I think skll is right a more common phenomenon with IV opiate use is that exactly the same dose constitutes an overdose when administered in a different setting

The endorphin system is very powerful and can apparently be conditioned.
 
My thoughts on it would be would mental addiction be a high possiblilty???

in terms of physical I'm open to source links being shown I just thought this would be an interesting idea to share but if there's actual proof then I'm now very interested

-Streetcow
 
Isn't something like a needle or snorting fetish a little bit like a placebo addiction? I've felt the feeling with IMing K where I almost would've IMed saline if I wouldn't have rationally resisted it.

Pretty empty 'gesture' yet you can get conditioned to want it, clearly.

SKL said tapering methadone - it would have been hard to believe if it was cold turkey, but with tapering I guess you can physically keep up not having to withdraw psychologically.
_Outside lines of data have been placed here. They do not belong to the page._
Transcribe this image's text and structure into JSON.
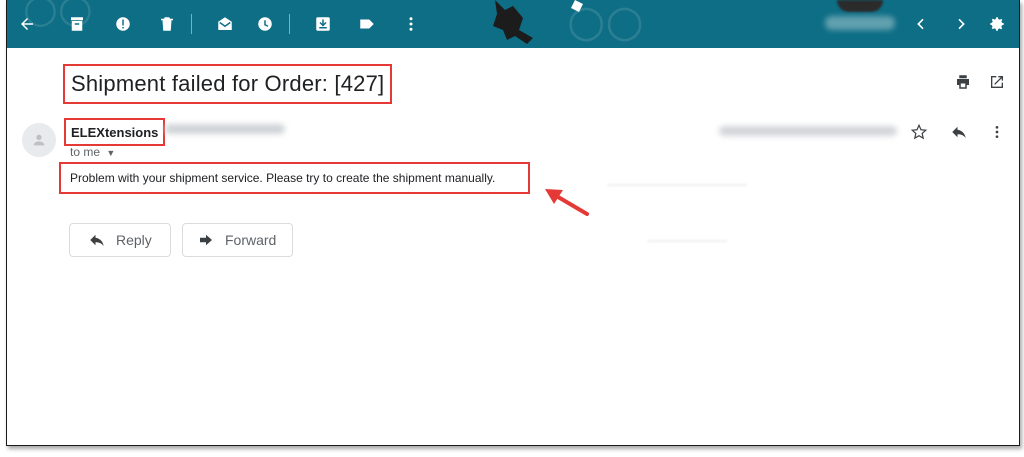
{
  "toolbar": {
    "background": "#0e6e85",
    "icons": [
      "back-arrow-icon",
      "archive-icon",
      "report-spam-icon",
      "delete-icon",
      "mark-unread-icon",
      "snooze-icon",
      "move-to-icon",
      "label-icon",
      "more-vert-icon",
      "prev-icon",
      "next-icon",
      "settings-icon"
    ]
  },
  "email": {
    "subject": "Shipment failed for Order: [427]",
    "sender_name": "ELEXtensions",
    "recipient_label": "to me",
    "body": "Problem with your shipment service. Please try to create the shipment manually."
  },
  "actions": {
    "reply_label": "Reply",
    "forward_label": "Forward"
  },
  "colors": {
    "highlight": "#e53935",
    "toolbar": "#0e6e85"
  }
}
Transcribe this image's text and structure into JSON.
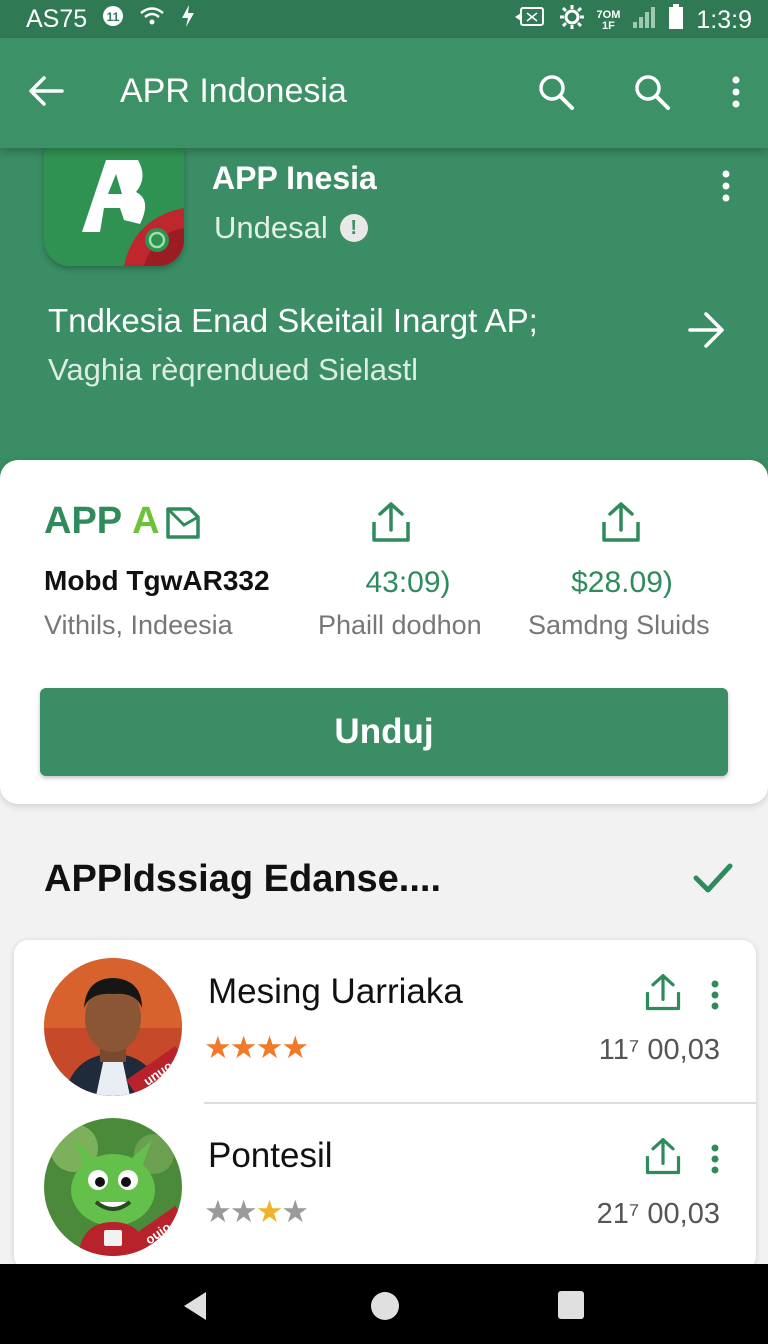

A significant part is psychological, demonstrated also by strong setting-based tolerance: people ODing if they are not taking their DOC the regular way in the regular place.
 
The methadone study/anecdote I cited was indeed about blind tapering, not going cold turkey.
 
I find this hard to believe, especially considering that withdrawal is a physical phenomenon.
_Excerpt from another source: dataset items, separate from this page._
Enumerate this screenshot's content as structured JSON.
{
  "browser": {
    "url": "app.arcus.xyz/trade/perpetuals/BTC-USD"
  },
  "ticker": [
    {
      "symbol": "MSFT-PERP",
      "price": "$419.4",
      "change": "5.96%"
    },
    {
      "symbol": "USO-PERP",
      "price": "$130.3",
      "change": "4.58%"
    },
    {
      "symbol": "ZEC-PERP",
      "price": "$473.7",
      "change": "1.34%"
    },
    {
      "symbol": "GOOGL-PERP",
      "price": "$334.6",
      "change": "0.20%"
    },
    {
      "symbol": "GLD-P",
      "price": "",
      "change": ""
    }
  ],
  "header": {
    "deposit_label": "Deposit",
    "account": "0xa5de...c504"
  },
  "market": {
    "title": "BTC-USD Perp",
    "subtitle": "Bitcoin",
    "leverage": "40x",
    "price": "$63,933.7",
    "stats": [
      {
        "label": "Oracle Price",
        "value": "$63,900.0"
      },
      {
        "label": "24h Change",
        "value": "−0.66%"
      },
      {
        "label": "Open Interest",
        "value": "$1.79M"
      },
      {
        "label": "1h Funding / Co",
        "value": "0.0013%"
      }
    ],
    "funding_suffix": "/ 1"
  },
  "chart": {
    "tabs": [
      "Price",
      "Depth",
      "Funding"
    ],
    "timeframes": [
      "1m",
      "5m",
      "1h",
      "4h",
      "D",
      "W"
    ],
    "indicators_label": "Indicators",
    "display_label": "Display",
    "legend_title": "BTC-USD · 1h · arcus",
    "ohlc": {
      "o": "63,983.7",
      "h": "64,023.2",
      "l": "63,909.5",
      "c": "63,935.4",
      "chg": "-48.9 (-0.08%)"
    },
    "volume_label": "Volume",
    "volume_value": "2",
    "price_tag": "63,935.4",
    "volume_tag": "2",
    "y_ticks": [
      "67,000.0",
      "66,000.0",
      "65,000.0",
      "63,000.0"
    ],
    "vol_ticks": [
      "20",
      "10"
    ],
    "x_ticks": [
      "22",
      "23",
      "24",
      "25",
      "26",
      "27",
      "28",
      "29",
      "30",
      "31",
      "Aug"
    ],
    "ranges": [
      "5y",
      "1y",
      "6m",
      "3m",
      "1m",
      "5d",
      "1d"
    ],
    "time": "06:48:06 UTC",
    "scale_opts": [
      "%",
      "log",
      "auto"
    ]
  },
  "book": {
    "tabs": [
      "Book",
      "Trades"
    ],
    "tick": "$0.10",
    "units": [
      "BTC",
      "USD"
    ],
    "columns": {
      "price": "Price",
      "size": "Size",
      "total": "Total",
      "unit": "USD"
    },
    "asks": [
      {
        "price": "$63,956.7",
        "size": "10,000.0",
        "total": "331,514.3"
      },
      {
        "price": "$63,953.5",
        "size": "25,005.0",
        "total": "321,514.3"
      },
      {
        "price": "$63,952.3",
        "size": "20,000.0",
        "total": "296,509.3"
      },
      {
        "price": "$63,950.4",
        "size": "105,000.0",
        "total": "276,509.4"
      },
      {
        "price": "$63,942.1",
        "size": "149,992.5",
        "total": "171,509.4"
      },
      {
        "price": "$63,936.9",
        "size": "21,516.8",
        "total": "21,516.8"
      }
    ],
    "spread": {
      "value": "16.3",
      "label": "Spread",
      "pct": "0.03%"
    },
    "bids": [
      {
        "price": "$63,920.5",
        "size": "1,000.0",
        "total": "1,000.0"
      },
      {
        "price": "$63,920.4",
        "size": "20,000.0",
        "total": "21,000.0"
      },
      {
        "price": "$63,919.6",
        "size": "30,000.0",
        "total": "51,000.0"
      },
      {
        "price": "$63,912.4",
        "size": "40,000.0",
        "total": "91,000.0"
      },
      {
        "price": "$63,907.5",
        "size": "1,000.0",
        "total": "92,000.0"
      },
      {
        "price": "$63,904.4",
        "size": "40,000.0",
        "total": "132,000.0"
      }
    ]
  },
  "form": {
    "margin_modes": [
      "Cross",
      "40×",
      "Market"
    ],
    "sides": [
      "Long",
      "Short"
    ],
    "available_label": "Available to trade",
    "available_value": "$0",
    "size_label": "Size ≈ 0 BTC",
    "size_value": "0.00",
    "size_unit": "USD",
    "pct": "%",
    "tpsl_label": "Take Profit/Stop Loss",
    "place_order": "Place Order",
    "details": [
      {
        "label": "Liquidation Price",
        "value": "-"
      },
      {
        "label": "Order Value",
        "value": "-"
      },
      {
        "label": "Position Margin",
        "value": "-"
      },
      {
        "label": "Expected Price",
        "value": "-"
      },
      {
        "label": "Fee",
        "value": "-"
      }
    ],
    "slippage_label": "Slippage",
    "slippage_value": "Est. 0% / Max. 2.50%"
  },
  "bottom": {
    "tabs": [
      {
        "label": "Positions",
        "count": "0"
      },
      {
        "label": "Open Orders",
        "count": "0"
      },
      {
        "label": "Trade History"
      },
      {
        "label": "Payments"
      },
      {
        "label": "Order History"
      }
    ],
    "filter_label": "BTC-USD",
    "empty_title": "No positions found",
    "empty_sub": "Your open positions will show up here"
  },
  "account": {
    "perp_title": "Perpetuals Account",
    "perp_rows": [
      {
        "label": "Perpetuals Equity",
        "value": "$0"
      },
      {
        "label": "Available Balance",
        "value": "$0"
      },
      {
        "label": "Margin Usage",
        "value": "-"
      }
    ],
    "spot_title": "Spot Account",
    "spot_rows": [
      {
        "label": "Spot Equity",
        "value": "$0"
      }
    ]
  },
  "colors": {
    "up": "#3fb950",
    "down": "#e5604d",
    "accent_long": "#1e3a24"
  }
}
I think when you look at medications that can help with opiate withdrawal symptoms (Clonidine) it makes sense that stress can really set things off and reduction of stress makes things better - however I think what we might need to pre-suppose here is that the addicts had already gone through the majority of detox and were really on the tail end of their dependency.. I agree in that I don't think this sort of placebo effect would help much with full blown heroin addiction.

And I think that anything that produces a desired feeling can probably be withdrawn from if the "dose" of the desired feeling is high enough for the brain to compensate to the point where you notice a difference when you're not doing the thing that produces the desired feeling. So if some psychological thing is providing a lot of stress relief, and your brain compensates for that stress relief by turning up it's sensitivity to stress, the. you might get some rebound stress when that psychological thing stops occurring.

Hope this wasn't too messy lol
 
Now you'll have to make me find the source (trust me, there is one, but it's far too long past my bedtime), but it's no less believable, really, than the well-documented fact that addicts are more likely to overdose in unfamiliar settings on i dentical doses, or the statistics regarding the surprisingly small number of soldiers who regularly used heroin in Vietnam who returned to civilian life as addicts.

These mechanisms I never thought related to placebo, so much as incentive salience as a real cognitive affliction of potentiation. Vasovagal reaction from phobia of having hypodermics used resulting in death is a closer peculiar form of placebo-malady IMHO for instance.